Ecology offset initiatives will be implemented to enhance fisheries sustainability by deploying artificial reefs and fish aggregating devices (FADs), planting mangroves, building eco-friendly features along the islands’ perimeter, releasing fish and prawn fry, providing research funds for marine-related studies and others.


The State Government


also plans to support fishermen venturing into aquaculture.


The government’s Social Impact Management Plan (SIMP) will benefit local fishermen and their families through ex-gratia payments; aid in form of boats and engines; the building of four new fishermen jetties; entrepreneur support schemes; business and job opportunities; training and education opportunities for young fishermen and fishermen children; housing initiatives and others.


A third of over 1,600 local fishermen have registered for the SIMP, accepting the development’s benefits for their community. All these initiatives are the State Government’s way of meeting ESG (environment, social, governance) commitments – standards required by big corporations around the world to do business.


Khoo Salma cited several reclamations as “bad examples” to misrepresent the PSR. Her saying Kansai Airport is sinking is a moot point because the whole world is sinking due to rising sea levels, which pushes more countries and cities to reclaim land.


Macau’s 11.6 sq km total land area in 1912 more than doubled to 30.4 sq km in 2015 to meet development needs. Denmark is reclaiming nine islands in the Holmene project – Scandinavia’s largest reclamation in years – to address rising demand for knowledge intensive industry, renewable energy production and flood barrier.


Planning future reclamations to face rising sea levels, Singapore is looking at polders made famous by The Netherlands, where wetlands were drained, land reclaimed and kept dry using canals and pumps for flood prevention, development and agriculture. Other notable reclamations include Russia’s Lugaport Terminal and Brisbane Airport’s new runway.

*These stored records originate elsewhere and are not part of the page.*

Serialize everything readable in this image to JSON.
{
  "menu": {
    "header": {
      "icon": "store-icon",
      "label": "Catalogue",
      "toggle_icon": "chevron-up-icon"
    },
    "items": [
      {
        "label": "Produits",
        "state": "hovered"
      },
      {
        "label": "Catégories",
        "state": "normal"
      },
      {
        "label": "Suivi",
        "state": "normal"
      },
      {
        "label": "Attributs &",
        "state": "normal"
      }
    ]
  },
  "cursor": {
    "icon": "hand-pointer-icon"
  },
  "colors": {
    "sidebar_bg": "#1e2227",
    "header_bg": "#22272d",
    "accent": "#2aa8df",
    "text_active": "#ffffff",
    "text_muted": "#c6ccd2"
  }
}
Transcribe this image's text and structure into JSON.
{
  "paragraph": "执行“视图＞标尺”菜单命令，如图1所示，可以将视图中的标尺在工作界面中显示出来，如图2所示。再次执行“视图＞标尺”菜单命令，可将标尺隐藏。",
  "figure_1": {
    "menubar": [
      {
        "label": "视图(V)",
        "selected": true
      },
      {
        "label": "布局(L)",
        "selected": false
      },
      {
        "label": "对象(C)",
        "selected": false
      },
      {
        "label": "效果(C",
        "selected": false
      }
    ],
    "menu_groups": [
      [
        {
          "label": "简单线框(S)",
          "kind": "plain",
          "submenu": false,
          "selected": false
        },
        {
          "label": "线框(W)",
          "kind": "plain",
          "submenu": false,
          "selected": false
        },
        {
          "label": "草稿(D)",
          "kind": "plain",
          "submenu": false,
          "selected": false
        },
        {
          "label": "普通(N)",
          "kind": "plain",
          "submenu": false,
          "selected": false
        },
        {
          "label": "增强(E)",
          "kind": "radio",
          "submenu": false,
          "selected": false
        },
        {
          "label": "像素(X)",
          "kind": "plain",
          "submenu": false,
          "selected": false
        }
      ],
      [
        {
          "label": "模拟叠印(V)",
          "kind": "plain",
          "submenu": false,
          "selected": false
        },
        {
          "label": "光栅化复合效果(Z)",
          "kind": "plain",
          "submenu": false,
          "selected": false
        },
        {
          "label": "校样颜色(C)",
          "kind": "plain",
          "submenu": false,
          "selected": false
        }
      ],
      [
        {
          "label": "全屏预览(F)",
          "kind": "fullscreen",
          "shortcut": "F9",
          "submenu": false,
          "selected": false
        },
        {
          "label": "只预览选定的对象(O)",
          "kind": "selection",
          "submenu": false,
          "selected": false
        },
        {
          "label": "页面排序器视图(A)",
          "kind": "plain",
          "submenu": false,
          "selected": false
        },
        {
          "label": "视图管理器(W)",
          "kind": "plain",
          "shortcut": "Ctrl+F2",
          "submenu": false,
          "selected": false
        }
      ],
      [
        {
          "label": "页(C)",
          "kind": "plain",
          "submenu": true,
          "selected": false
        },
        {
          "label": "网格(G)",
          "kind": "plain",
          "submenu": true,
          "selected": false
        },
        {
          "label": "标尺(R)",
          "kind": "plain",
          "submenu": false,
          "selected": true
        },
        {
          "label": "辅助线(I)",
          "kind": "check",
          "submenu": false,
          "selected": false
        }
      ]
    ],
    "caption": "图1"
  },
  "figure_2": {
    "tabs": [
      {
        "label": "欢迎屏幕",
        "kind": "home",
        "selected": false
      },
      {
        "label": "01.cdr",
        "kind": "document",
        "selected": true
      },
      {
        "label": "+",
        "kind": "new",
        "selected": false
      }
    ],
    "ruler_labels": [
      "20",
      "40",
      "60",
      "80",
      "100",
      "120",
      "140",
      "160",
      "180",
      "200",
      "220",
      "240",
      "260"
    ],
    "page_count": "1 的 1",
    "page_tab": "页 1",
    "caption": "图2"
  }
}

Khoo Salma said NGOs were “stonewalled”. In truth, they have enjoyed unrestrained freedom to speak their views on PSR in the media, state-organised townhalls, protests and attend the National Physical Planning Council meeting chaired by the Prime Minister in April 2019, which was unprecedented. They were also appointed as city councillors.


Let us move forward. The economy has slowed. Jobs and businesses have been lost. Penangites are looking forward to a development with huge economic spillover that will lift us up. We cannot have economic growth and build a better future for Penang if we cancel PSR and the Penang Transport Master Plan along with it. Our direction is clear.